São Paulo - Em 2006, seu oitavo ano de mandato, o então presidente venezuelano Hugo Chávez (1954-2013) afirmou que se deveriam armar 1 milhão de venezuelanos. O objetivo de ter a população armada, segundo disse Chávez, era defender o país contra uma suposta invasão dos Estados Unidos. "A Venezuela precisa ter 1 milhão de homens e mulheres bem equipados e bem armados", disse o líder esquerdista em uma manifestação em fevereiro daquele ano, após ter negociado a importação de 100 mil fuzis da Rússia e fechar acordo bilionário com a Espanha para a compra de equipamentos militares.

"Peço permissão para comprar outro carregamento de armas, porque os gringos querem nos desarmar. Temos de defender nossa pátria", afirmou o então presidente, que disse negociar a venda de armas com nações "com as quais os EUA não vão poder fazer nada para impedir o equipamento do país".

As falas ecoam o sentimento expresso pelo presidente brasileiro, Jair Bolsonaro, em vídeo de reunião ministerial de abril, divulgado pelo Supremo Tribunal Federal na última sexta (22). Citando uma reação a atitudes de governadores e prefeitos nos esforços de controle da pandemia, Bolsonaro defendeu armar toda a população. "Eu quero, ministro da Justiça e ministro da Defesa, que o povo se arme! Que é a garantia que não vai ter um filho da p... aparecer pra impor uma ditadura aqui! Que é fácil impor uma ditadura! Facílimo!". "Por que eu estou armando o povo?", acrescentou. "Porque eu não quero uma ditadura. E não dá pra segurar mais. Não é? Não dá pra segurar mais".

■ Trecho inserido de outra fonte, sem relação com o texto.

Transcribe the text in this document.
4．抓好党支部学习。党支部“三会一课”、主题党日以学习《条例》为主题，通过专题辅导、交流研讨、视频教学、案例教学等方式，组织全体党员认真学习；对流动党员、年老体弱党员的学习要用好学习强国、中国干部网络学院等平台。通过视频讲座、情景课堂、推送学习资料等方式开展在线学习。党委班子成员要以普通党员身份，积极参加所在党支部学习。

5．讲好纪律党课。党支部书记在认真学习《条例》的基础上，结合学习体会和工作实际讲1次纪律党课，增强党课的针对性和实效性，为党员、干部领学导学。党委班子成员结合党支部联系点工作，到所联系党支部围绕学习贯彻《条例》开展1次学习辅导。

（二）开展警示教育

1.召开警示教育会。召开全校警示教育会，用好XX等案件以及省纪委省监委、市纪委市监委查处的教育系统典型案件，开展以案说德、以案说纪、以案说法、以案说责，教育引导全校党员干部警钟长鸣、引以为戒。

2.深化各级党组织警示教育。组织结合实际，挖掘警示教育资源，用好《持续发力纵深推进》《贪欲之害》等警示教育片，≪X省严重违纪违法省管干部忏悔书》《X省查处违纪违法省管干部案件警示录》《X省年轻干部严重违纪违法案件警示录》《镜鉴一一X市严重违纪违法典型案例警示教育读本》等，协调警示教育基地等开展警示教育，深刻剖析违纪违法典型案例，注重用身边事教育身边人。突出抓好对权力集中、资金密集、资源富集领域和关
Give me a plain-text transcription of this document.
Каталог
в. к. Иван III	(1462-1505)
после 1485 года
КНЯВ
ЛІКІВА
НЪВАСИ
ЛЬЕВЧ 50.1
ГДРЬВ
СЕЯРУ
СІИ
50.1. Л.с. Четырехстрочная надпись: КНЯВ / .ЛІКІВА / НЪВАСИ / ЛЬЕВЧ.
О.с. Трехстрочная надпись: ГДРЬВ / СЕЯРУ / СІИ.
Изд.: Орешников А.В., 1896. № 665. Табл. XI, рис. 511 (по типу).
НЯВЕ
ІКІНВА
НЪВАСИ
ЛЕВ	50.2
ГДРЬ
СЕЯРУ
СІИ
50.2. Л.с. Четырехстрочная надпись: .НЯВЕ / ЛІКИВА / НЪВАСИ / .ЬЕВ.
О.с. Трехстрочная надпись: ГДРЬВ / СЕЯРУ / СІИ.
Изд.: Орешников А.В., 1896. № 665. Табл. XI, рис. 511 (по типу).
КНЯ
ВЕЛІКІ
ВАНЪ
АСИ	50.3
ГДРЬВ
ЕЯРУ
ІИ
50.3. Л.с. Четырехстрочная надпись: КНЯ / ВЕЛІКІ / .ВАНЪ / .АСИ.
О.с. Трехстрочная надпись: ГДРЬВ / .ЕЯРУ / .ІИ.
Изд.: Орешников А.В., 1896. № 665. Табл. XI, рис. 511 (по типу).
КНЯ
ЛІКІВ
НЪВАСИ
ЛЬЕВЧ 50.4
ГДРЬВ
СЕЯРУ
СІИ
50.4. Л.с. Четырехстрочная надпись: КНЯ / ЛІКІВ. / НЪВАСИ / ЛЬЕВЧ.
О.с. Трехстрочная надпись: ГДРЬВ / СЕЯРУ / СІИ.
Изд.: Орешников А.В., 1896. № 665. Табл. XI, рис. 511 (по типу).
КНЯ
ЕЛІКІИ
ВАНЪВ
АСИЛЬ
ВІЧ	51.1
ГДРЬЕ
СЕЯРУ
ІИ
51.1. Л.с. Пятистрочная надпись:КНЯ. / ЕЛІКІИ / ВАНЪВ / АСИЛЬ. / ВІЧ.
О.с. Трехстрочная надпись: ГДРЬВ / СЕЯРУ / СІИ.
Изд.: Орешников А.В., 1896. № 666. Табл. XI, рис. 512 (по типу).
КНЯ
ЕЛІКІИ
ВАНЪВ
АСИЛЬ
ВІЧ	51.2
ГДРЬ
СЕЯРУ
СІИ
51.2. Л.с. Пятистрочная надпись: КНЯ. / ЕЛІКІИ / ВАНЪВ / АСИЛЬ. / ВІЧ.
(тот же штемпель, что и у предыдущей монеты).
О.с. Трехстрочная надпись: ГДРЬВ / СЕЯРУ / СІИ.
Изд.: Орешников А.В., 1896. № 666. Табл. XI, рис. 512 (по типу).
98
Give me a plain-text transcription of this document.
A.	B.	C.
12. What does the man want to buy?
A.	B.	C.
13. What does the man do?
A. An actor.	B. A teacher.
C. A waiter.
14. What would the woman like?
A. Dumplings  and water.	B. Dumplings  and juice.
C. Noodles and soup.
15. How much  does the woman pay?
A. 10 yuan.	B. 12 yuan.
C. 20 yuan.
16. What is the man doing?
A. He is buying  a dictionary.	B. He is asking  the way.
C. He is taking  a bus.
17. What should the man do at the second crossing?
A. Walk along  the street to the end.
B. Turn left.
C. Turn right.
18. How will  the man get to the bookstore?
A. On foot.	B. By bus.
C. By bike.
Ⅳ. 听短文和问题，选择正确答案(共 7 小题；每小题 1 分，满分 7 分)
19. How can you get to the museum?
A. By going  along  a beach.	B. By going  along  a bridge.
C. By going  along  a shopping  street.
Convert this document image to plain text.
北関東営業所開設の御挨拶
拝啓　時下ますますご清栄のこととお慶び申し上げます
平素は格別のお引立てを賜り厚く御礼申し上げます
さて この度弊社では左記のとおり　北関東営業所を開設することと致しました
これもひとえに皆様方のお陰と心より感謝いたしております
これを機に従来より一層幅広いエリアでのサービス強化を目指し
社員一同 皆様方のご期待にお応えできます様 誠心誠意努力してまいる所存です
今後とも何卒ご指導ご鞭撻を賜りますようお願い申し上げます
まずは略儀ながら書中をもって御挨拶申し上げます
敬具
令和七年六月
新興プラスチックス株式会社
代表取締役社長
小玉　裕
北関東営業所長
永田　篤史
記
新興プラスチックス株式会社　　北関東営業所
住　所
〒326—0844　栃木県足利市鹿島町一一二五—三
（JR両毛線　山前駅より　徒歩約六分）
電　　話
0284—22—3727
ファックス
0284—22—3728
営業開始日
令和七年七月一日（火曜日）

Mais tarde, na mesma sexta-feira, em entrevista na frente do Palácio da Alvorada, Bolsonaro reafirmou a intenção. Ele disse que o vídeo mostra sua "preocupação em armar o povo". "O melhor exército que pode existir para conseguir a liberdade é o povo armado. Eu não quero ditadura no Brasil, quero liberdade", disse.

Assim como Bolsonaro, Chávez ascendeu na política após começar a carreira no Exército. Tentou um golpe militar fracassado em 1992 e subiu ao poder por eleições livres, em 1999. O ano de 2006, quando proferiu o discurso armamentista, marcou sua reeleição presidencial. Ele ficou no poder até 2013, quando morreu em decorrência de um câncer e passou o poder ao também bolivariano Nicolás Maduro.

CRISE SANITÁRIA

Maduro segue no governo da Venezuela até hoje, tendo aprofundado a crise econômica e a escalada autoritária no país e as acusações de violações de direitos humanos contra cidadãos venezuelanos. A pandemia de coronavírus tem potencial de ampliar a crise humanitária na Venezuela, ainda que o número de mortos e infectados divulgado pelo governo continuem baixos. Médicos independentes, no entanto, desconfiam dos dados. Assim como Bolsonaro, Maduro exalta a cloroquina como resposta efetiva contra a Covid-19, sem respaldo científico.